DealLawyers.com Blog

June 22, 2022

Private Equity: Investors Want More “Skin in the Game” From GPs

Private equity sponsors looking to fundraise from new investors should expect to dig a little deeper into their own pockets – at least that’s one of the implications of this recent Institutional Investor article, which says that investors want to see general partners in PE funds have more skin in the game:

For a lot of private equity investors, the best protection against losses is to make sure their general partners have enough invested in their own funds so that GPs won’t emerge unscathed from negative returns.

The average GP commitment reached 4.8 percent in 2021, according to the latest GP trends survey from Investec. That’s already double the typical expectation of 1 to 2 percent. But according to Thomas Liaudet, partner at the private markets advisory firm Campbell Lutyens, limited partners are even expecting more commitment from GPs as the private equity industry navigates slowing economic activity and a lack of good investment targets.

“There is an increasing demand from the LPs to see a material GP commitment,” Liaudet told Institutional Investor in an interview. He added that the more senior GPs who oversee the capital teams at private equity firms are especially expected to invest in their own funds.

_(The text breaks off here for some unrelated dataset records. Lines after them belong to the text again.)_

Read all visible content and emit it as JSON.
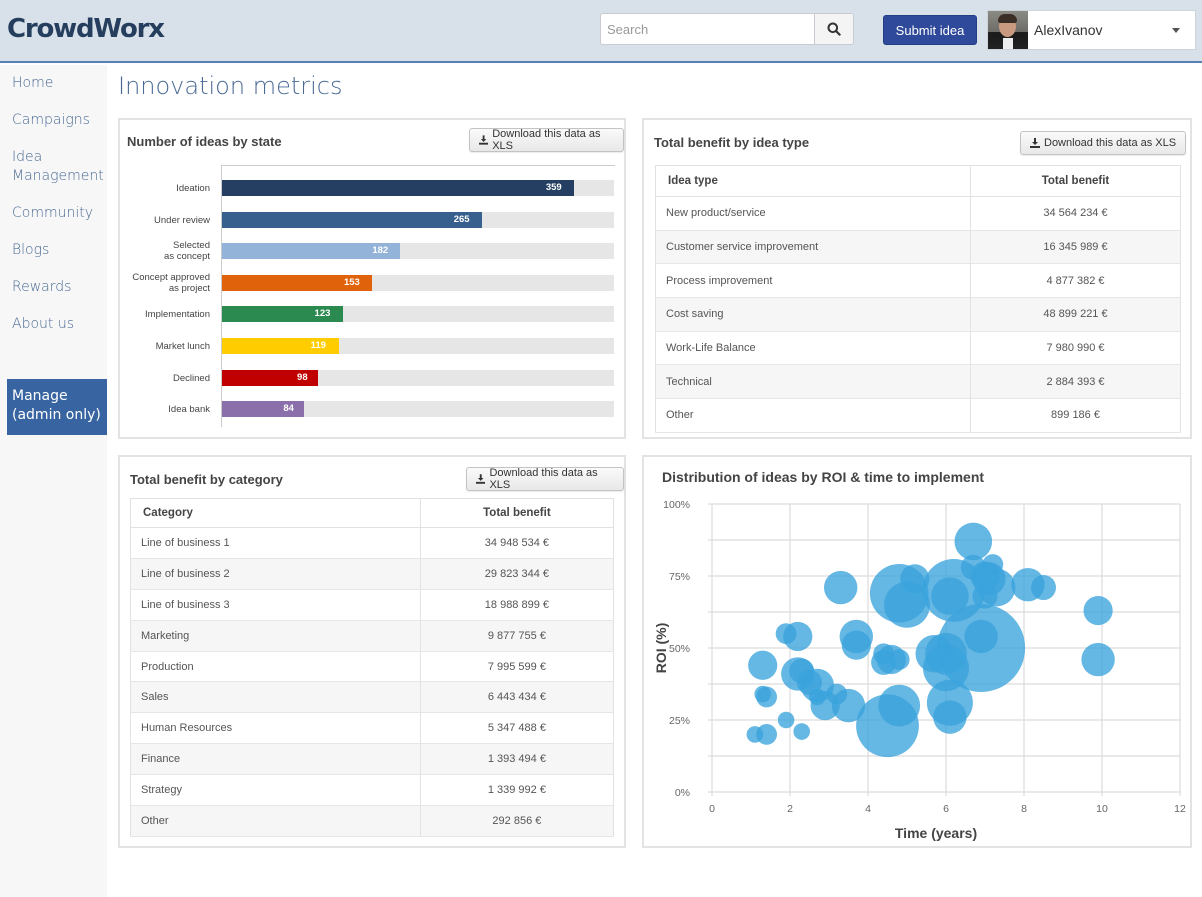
{
  "app": {
    "logo": "CrowdWorx"
  },
  "header": {
    "search_placeholder": "Search",
    "submit_label": "Submit idea",
    "user_name": "AlexIvanov"
  },
  "sidebar": {
    "items": [
      {
        "label": "Home"
      },
      {
        "label": "Campaigns"
      },
      {
        "label": "Idea\nManagement"
      },
      {
        "label": "Community"
      },
      {
        "label": "Blogs"
      },
      {
        "label": "Rewards"
      },
      {
        "label": "About us"
      }
    ],
    "manage_label": "Manage (admin only)"
  },
  "page": {
    "title": "Innovation metrics"
  },
  "download_label": "Download this data as XLS",
  "ideas_by_state": {
    "title": "Number of ideas by state",
    "max": 400,
    "rows": [
      {
        "label": "Ideation",
        "value": 359,
        "color": "#253f62"
      },
      {
        "label": "Under review",
        "value": 265,
        "color": "#37608f"
      },
      {
        "label": "Selected as concept",
        "value": 182,
        "color": "#94b3d8"
      },
      {
        "label": "Concept approved as project",
        "value": 153,
        "color": "#e0620b"
      },
      {
        "label": "Implementation",
        "value": 123,
        "color": "#2a8a4f"
      },
      {
        "label": "Market lunch",
        "value": 119,
        "color": "#ffcc00"
      },
      {
        "label": "Declined",
        "value": 98,
        "color": "#c00000"
      },
      {
        "label": "Idea bank",
        "value": 84,
        "color": "#8a6fab"
      }
    ]
  },
  "benefit_by_type": {
    "title": "Total benefit by idea type",
    "columns": [
      "Idea type",
      "Total benefit"
    ],
    "rows": [
      [
        "New product/service",
        "34 564 234 €"
      ],
      [
        "Customer service improvement",
        "16 345 989 €"
      ],
      [
        "Process improvement",
        "4 877 382 €"
      ],
      [
        "Cost saving",
        "48 899 221 €"
      ],
      [
        "Work-Life Balance",
        "7 980 990 €"
      ],
      [
        "Technical",
        "2 884 393 €"
      ],
      [
        "Other",
        "899 186 €"
      ]
    ]
  },
  "benefit_by_category": {
    "title": "Total benefit by category",
    "columns": [
      "Category",
      "Total benefit"
    ],
    "rows": [
      [
        "Line of business 1",
        "34 948 534 €"
      ],
      [
        "Line of business 2",
        "29 823 344 €"
      ],
      [
        "Line of business 3",
        "18 988 899 €"
      ],
      [
        "Marketing",
        "9 877 755 €"
      ],
      [
        "Production",
        "7 995 599 €"
      ],
      [
        "Sales",
        "6 443 434 €"
      ],
      [
        "Human Resources",
        "5 347 488 €"
      ],
      [
        "Finance",
        "1 393 494 €"
      ],
      [
        "Strategy",
        "1 339 992 €"
      ],
      [
        "Other",
        "292 856 €"
      ]
    ]
  },
  "chart_data": {
    "type": "scatter",
    "title": "Distribution of ideas by ROI & time to implement",
    "xlabel": "Time (years)",
    "ylabel": "ROI (%)",
    "xlim": [
      0,
      12
    ],
    "ylim": [
      0,
      100
    ],
    "xticks": [
      "0",
      "2",
      "4",
      "6",
      "8",
      "10",
      "12"
    ],
    "yticks": [
      "0%",
      "25%",
      "50%",
      "75%",
      "100%"
    ],
    "grid": true,
    "bubble_color": "#3aa3dc",
    "points": [
      {
        "x": 6.7,
        "y": 87,
        "size": 4
      },
      {
        "x": 6.7,
        "y": 78,
        "size": 2.5
      },
      {
        "x": 7.0,
        "y": 75,
        "size": 3
      },
      {
        "x": 7.2,
        "y": 79,
        "size": 2
      },
      {
        "x": 7.1,
        "y": 74,
        "size": 3.5
      },
      {
        "x": 7.3,
        "y": 71,
        "size": 4
      },
      {
        "x": 7.0,
        "y": 68,
        "size": 2.5
      },
      {
        "x": 8.1,
        "y": 72,
        "size": 3.5
      },
      {
        "x": 8.5,
        "y": 71,
        "size": 2.5
      },
      {
        "x": 3.3,
        "y": 71,
        "size": 3.5
      },
      {
        "x": 5.2,
        "y": 74,
        "size": 3
      },
      {
        "x": 4.8,
        "y": 69,
        "size": 6.5
      },
      {
        "x": 5.0,
        "y": 65,
        "size": 5
      },
      {
        "x": 6.2,
        "y": 70,
        "size": 7
      },
      {
        "x": 6.1,
        "y": 68,
        "size": 4
      },
      {
        "x": 9.9,
        "y": 63,
        "size": 3
      },
      {
        "x": 9.9,
        "y": 46,
        "size": 3.5
      },
      {
        "x": 1.9,
        "y": 55,
        "size": 2
      },
      {
        "x": 2.2,
        "y": 54,
        "size": 3
      },
      {
        "x": 3.7,
        "y": 54,
        "size": 3.5
      },
      {
        "x": 3.7,
        "y": 51,
        "size": 3
      },
      {
        "x": 4.4,
        "y": 48,
        "size": 2
      },
      {
        "x": 4.6,
        "y": 46,
        "size": 3
      },
      {
        "x": 4.4,
        "y": 45,
        "size": 2.5
      },
      {
        "x": 4.8,
        "y": 46,
        "size": 2
      },
      {
        "x": 5.7,
        "y": 48,
        "size": 4
      },
      {
        "x": 6.0,
        "y": 48,
        "size": 4.5
      },
      {
        "x": 6.9,
        "y": 50,
        "size": 10
      },
      {
        "x": 6.9,
        "y": 54,
        "size": 3.5
      },
      {
        "x": 6.0,
        "y": 43,
        "size": 5
      },
      {
        "x": 1.3,
        "y": 44,
        "size": 3
      },
      {
        "x": 2.2,
        "y": 41,
        "size": 3.5
      },
      {
        "x": 2.3,
        "y": 42,
        "size": 2.5
      },
      {
        "x": 2.5,
        "y": 38,
        "size": 2.5
      },
      {
        "x": 2.7,
        "y": 37,
        "size": 3.5
      },
      {
        "x": 2.7,
        "y": 33,
        "size": 1.5
      },
      {
        "x": 3.2,
        "y": 34,
        "size": 2
      },
      {
        "x": 2.9,
        "y": 30,
        "size": 3
      },
      {
        "x": 3.5,
        "y": 30,
        "size": 3.5
      },
      {
        "x": 1.3,
        "y": 34,
        "size": 1.5
      },
      {
        "x": 1.4,
        "y": 33,
        "size": 2
      },
      {
        "x": 6.1,
        "y": 31,
        "size": 5
      },
      {
        "x": 6.1,
        "y": 26,
        "size": 3.5
      },
      {
        "x": 4.8,
        "y": 30,
        "size": 4.5
      },
      {
        "x": 4.5,
        "y": 23,
        "size": 7
      },
      {
        "x": 1.9,
        "y": 25,
        "size": 1.5
      },
      {
        "x": 1.1,
        "y": 20,
        "size": 1.5
      },
      {
        "x": 1.4,
        "y": 20,
        "size": 2
      },
      {
        "x": 2.3,
        "y": 21,
        "size": 1.5
      }
    ]
  }
}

Complicating the position of GPs when it comes to this particular “ask” from investors is that the average size of private equity funds has grown substantially in recent years, with the average fund size increasing from $210 million in 2016 to $340 million in 2021.  That’s left some GPs struggling to meet commitment demands, and the article says that those GPs have sometimes turned to outside investors to enable them to fund their commitments.